Save cash, energy, the planet

The Spokesman-Review

It’s not your imagination: Your electricity bills have been climbing steadily skyward. And as they do, you remember your father’s words: “You think money grows on trees? Turn out the lights!”

With a bit of pruning, that money tree might bloom after all.

What you’re spending

Ever wonder where your money is going? Yes, some is heading down the drain (check your water-heating costs). And you might be surprised how the rest disappears. Real Simple helps you to identify areas where you can save on your energy bill.

Heating and cooling

•Program your thermostat to turn heat down or air conditioning up when you’re out. If your furnace is more than 10 to 15 years old, or your boiler is more than 20 years old, replace it with a model approved by the federal government’s Energy Star program (marked by rating stickers in stores). It will pay for itself in energy savings in five to 10 years.

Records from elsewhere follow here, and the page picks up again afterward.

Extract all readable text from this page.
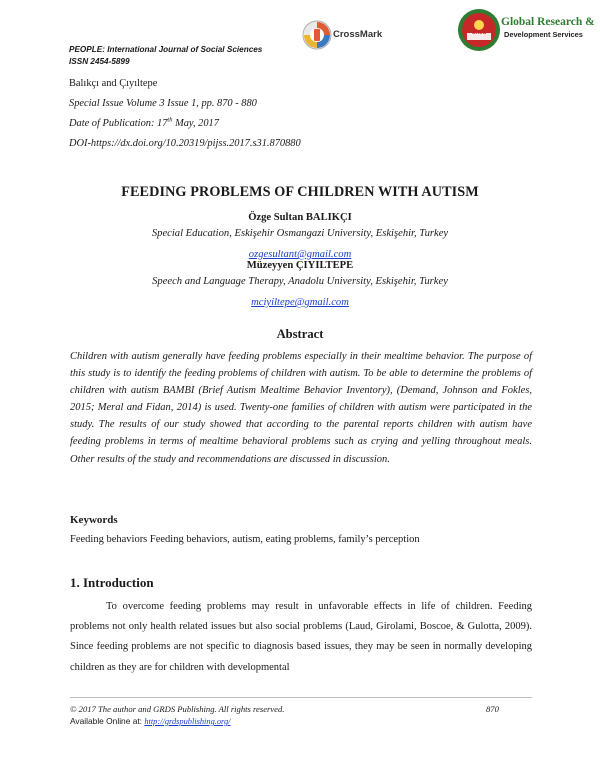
PEOPLE: International Journal of Social Sciences
ISSN 2454-5899
Balıkçı and Çıyıltepe
Special Issue Volume 3 Issue 1, pp. 870 - 880
Date of Publication: 17th May, 2017
DOI-https://dx.doi.org/10.20319/pijss.2017.s31.870880
CrossMark	GRDS
Global Research &
Development Services
FEEDING PROBLEMS OF CHILDREN WITH AUTISM
Özge Sultan BALIKÇI
Special Education, Eskişehir Osmangazi University, Eskişehir, Turkey
ozgesultant@gmail.com
Müzeyyen ÇIYILTEPE
Speech and Language Therapy, Anadolu University, Eskişehir, Turkey
mciyiltepe@gmail.com
Abstract
Children with autism generally have feeding problems especially in their mealtime behavior. The purpose of this study is to identify the feeding problems of children with autism. To be able to determine the problems of children with autism BAMBI (Brief Autism Mealtime Behavior Inventory), (Demand, Johnson and Fokles, 2015; Meral and Fidan, 2014) is used. Twenty-one families of children with autism were participated in the study. The results of our study showed that according to the parental reports children with autism have feeding problems in terms of mealtime behavioral problems such as crying and yelling throughout meals. Other results of the study and recommendations are discussed in discussion.
Keywords
Feeding behaviors Feeding behaviors, autism, eating problems, family’s perception
1. Introduction
To overcome feeding problems may result in unfavorable effects in life of children. Feeding problems not only health related issues but also social problems (Laud, Girolami, Boscoe, & Gulotta, 2009). Since feeding problems are not specific to diagnosis based issues, they may be seen in normally developing children as they are for children with developmental
© 2017 The author and GRDS Publishing. All rights reserved.	870
Available Online at: http://grdspublishing.org/
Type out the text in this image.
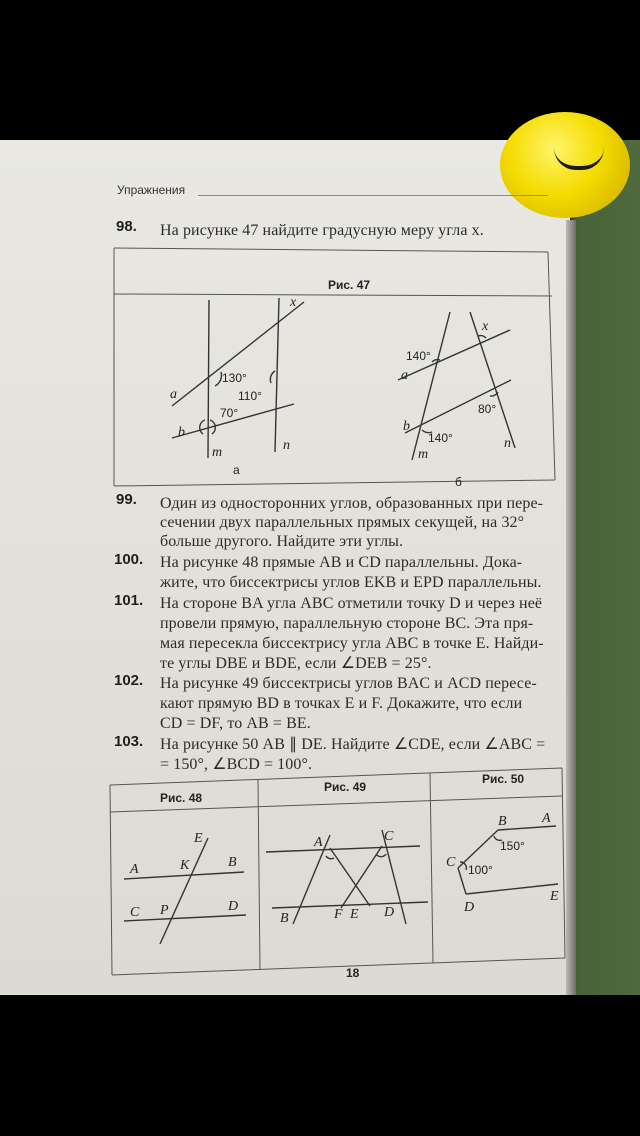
Упражнения
98. На рисунке 47 найдите градусную меру угла x.
Рис. 47
130°
110°
70°
a
b
m	n
x
а
140°
80°
140°
a
b
m
n
x
б
99. Один из односторонних углов, образованных при пере-
сечении двух параллельных прямых секущей, на 32°
больше другого. Найдите эти углы.
100. На рисунке 48 прямые AB и CD параллельны. Дока-
жите, что биссектрисы углов EKB и EPD параллельны.
101. На стороне BA угла ABC отметили точку D и через неё
провели прямую, параллельную стороне BC. Эта пря-
мая пересекла биссектрису угла ABC в точке E. Найди-
те углы DBE и BDE, если ∠DEB = 25°.
102. На рисунке 49 биссектрисы углов BAC и ACD пересе-
кают прямую BD в точках E и F. Докажите, что если
CD = DF, то AB = BE.
103. На рисунке 50 AB ∥ DE. Найдите ∠CDE, если ∠ABC =
= 150°, ∠BCD = 100°.
Рис. 48
Рис. 49
Рис. 50
E
A	K	B
C P	D
A	C
B	F E D
B	A
C
D
E
150°
100°
18
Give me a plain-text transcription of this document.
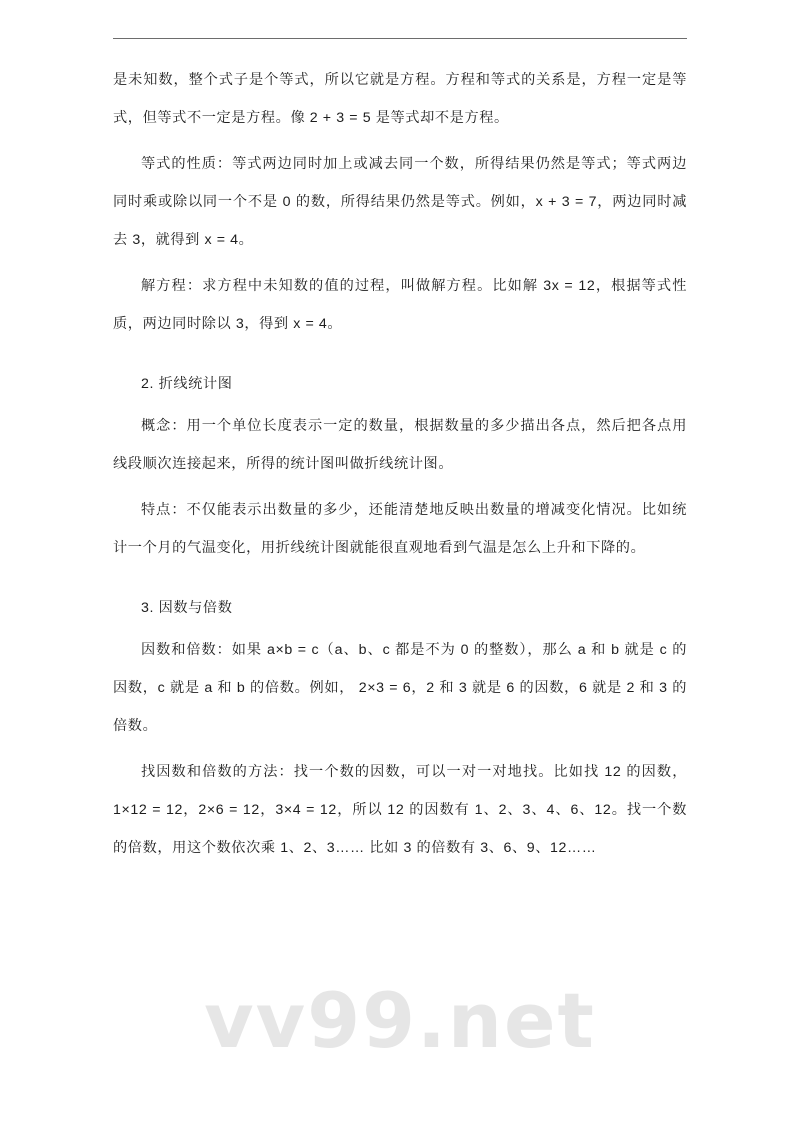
是未知数，整个式子是个等式，所以它就是方程。方程和等式的关系是，方程一定是等式，但等式不一定是方程。像 2 + 3 = 5 是等式却不是方程。

等式的性质：等式两边同时加上或减去同一个数，所得结果仍然是等式；等式两边同时乘或除以同一个不是 0 的数，所得结果仍然是等式。例如，x + 3 = 7，两边同时减去 3，就得到 x = 4。

解方程：求方程中未知数的值的过程，叫做解方程。比如解 3x = 12，根据等式性质，两边同时除以 3，得到 x = 4。

2. 折线统计图

概念：用一个单位长度表示一定的数量，根据数量的多少描出各点，然后把各点用线段顺次连接起来，所得的统计图叫做折线统计图。

特点：不仅能表示出数量的多少，还能清楚地反映出数量的增减变化情况。比如统计一个月的气温变化，用折线统计图就能很直观地看到气温是怎么上升和下降的。

3. 因数与倍数

因数和倍数：如果 a×b = c（a、b、c 都是不为 0 的整数），那么 a 和 b 就是 c 的因数，c 就是 a 和 b 的倍数。例如， 2×3 = 6，2 和 3 就是 6 的因数，6 就是 2 和 3 的倍数。

找因数和倍数的方法：找一个数的因数，可以一对一对地找。比如找 12 的因数，1×12 = 12，2×6 = 12，3×4 = 12，所以 12 的因数有 1、2、3、4、6、12。找一个数的倍数，用这个数依次乘 1、2、3…… 比如 3 的倍数有 3、6、9、12……

vv99.net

•Seal your house: Close the fireplace damper; install a timer (available at hardware stores) on the bathroom exhaust fan; seal ductwork.

• Cool your home naturally: Open windows on cool summer nights. Use energy-saving compact fluorescent bulbs. (They emit less heat.) Hang washing out to dry, and grill food outside. Install window awnings. Plant deciduous trees on the east and west sides to shade your house and cool it by as much as 20 F.

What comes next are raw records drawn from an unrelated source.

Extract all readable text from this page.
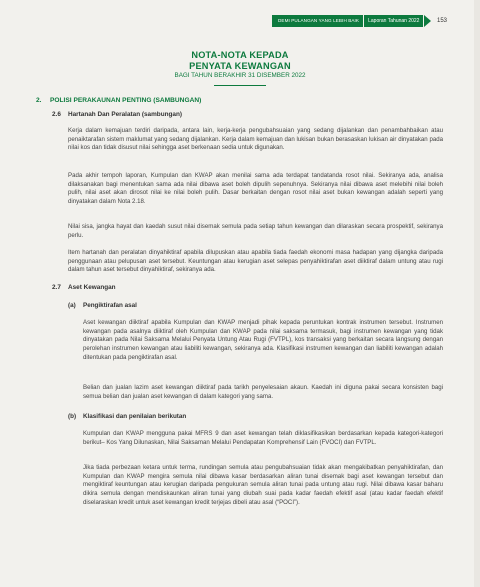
DEMI PULANGAN YANG LEBIH BAIK	Laporan Tahunan 2022	153
NOTA-NOTA KEPADA
PENYATA KEWANGAN
BAGI TAHUN BERAKHIR 31 DISEMBER 2022
2. POLISI PERAKAUNAN PENTING (SAMBUNGAN)
2.6 Hartanah Dan Peralatan (sambungan)
Kerja dalam kemajuan terdiri daripada, antara lain, kerja-kerja pengubahsuaian yang sedang dijalankan dan penambahbaikan atau penaiktarafan sistem maklumat yang sedang dijalankan. Kerja dalam kemajuan dan lukisan bukan berasaskan lukisan air dinyatakan pada nilai kos dan tidak disusut nilai sehingga aset berkenaan sedia untuk digunakan.
Pada akhir tempoh laporan, Kumpulan dan KWAP akan menilai sama ada terdapat tandatanda rosot nilai. Sekiranya ada, analisa dilaksanakan bagi menentukan sama ada nilai dibawa aset boleh dipulih sepenuhnya. Sekiranya nilai dibawa aset melebihi nilai boleh pulih, nilai aset akan dirosot nilai ke nilai boleh pulih. Dasar berkaitan dengan rosot nilai aset bukan kewangan adalah seperti yang dinyatakan dalam Nota 2.18.
Nilai sisa, jangka hayat dan kaedah susut nilai disemak semula pada setiap tahun kewangan dan dilaraskan secara prospektif, sekiranya perlu.
Item hartanah dan peralatan dinyahiktiraf apabila dilupuskan atau apabila tiada faedah ekonomi masa hadapan yang dijangka daripada penggunaan atau pelupusan aset tersebut. Keuntungan atau kerugian aset selepas penyahiktirafan aset diiktiraf dalam untung atau rugi dalam tahun aset tersebut dinyahiktiraf, sekiranya ada.
2.7 Aset Kewangan
(a) Pengiktirafan asal
Aset kewangan diiktiraf apabila Kumpulan dan KWAP menjadi pihak kepada peruntukan kontrak instrumen tersebut. Instrumen kewangan pada asalnya diiktiraf oleh Kumpulan dan KWAP pada nilai saksama termasuk, bagi instrumen kewangan yang tidak dinyatakan pada Nilai Saksama Melalui Penyata Untung Atau Rugi (FVTPL), kos transaksi yang berkaitan secara langsung dengan perolehan instrumen kewangan atau liabiliti kewangan, sekiranya ada. Klasifikasi instrumen kewangan dan liabiliti kewangan adalah ditentukan pada pengiktirafan asal.
Belian dan jualan lazim aset kewangan diiktiraf pada tarikh penyelesaian akaun. Kaedah ini diguna pakai secara konsisten bagi semua belian dan jualan aset kewangan di dalam kategori yang sama.
(b) Klasifikasi dan penilaian berikutan
Kumpulan dan KWAP mengguna pakai MFRS 9 dan aset kewangan telah diklasifikasikan berdasarkan kepada kategori-kategori berikut– Kos Yang Dilunaskan, Nilai Saksaman Melalui Pendapatan Komprehensif Lain (FVOCI) dan FVTPL.
Jika tiada perbezaan ketara untuk terma, rundingan semula atau pengubahsuaian tidak akan mengakibatkan penyahiktirafan, dan Kumpulan dan KWAP mengira semula nilai dibawa kasar berdasarkan aliran tunai disemak bagi aset kewangan tersebut dan mengiktiraf keuntungan atau kerugian daripada pengukuran semula aliran tunai pada untung atau rugi. Nilai dibawa kasar baharu dikira semula dengan mendiskaunkan aliran tunai yang diubah suai pada kadar faedah efektif asal (atau kadar faedah efektif diselaraskan kredit untuk aset kewangan kredit terjejas dibeli atau asal (“POCI”).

•Consider switching to a natural-gas water heater (which uses less than half the energy of an electric one), and turn the setting down to 120 F.

Potential savings: About $500 a year.

Real Simple green point: If one household in 10 bought Energy Star-rated heating and cooling equipment, the change in greenhouse-gas emissions would be equivalent to taking 1.5 million cars off the road.

Lighting

•Replace regular incandescent bulbs and fixtures with Energy Star-qualified compact fluorescent lights, available at most hardware stores. CFLs cast a warmer glow than the cold, harsh fluoros of old. They cost more than regular bulbs, but they use 70 percent less energy, last much longer (10,000 hours, compared with 750), and look just as good.

•Use task lighting. You wouldn’t refrigerate the whole house to keep your food cold, would you?

•Install dimmers on all bulbs to save energy and extend their life. Timers work well for front-door and security-related lights; sensors, which turn on lights only when needed, are ideal for outdoors. Solar-powered outdoor lights ( www.solarilluminations.com has a wide selection) are an energy-free option.

Potential savings: At least $90 a year.

Real Simple green point: If every American home swapped just five incandescent bulb fixtures for Energy Star CFLs, it would keep 1 trillion pounds of greenhouse gases out of the air and save $6.5 billion in energy costs.

Home electronics

•Unplug DVD players and TVs, or plug them all into a power strip that you can switch off. Sixty to 80 percent of the electricity they use is consumed while they’re idle, powering light displays and “instant on” features.

•Unplug “wall warts,” or plugs attached to a black transformer box (like a cell-phone charger). If they are plugged into an outlet, they suck up electricity whether charging another device or not.

• Ideally, unplug or turn off your computer when it’s not in use. If you can’t do this, use its power-saving sleep mode, which uses 60 to 80 percent less energy than full-power mode.

Potential savings: As much as $175 a year.

Real Simple green point: Using power management on your desktop computer could save 900 kilowatt-hours a year. That amounts to 1,500 pounds of carbon dioxide emissions, the equivalent of driving a medium-size car from New York to Salt Lake City.

Appliances

•Replace an old refrigerator. One made before 1993 could be costing $140 a year in electricity. Even refrigerators built between 1993 and 2001 cost about $60 a year to run. A new Energy Star-rated model runs on about $20 worth of electricity. A new $600 refrigerator will last for decades and could pay for itself in less than five years.

•Replace a top-loading washing machine with a front-loader, which generally uses 50 percent less energy and a third less water. With those savings, it will pay for itself in six years and should last for 10.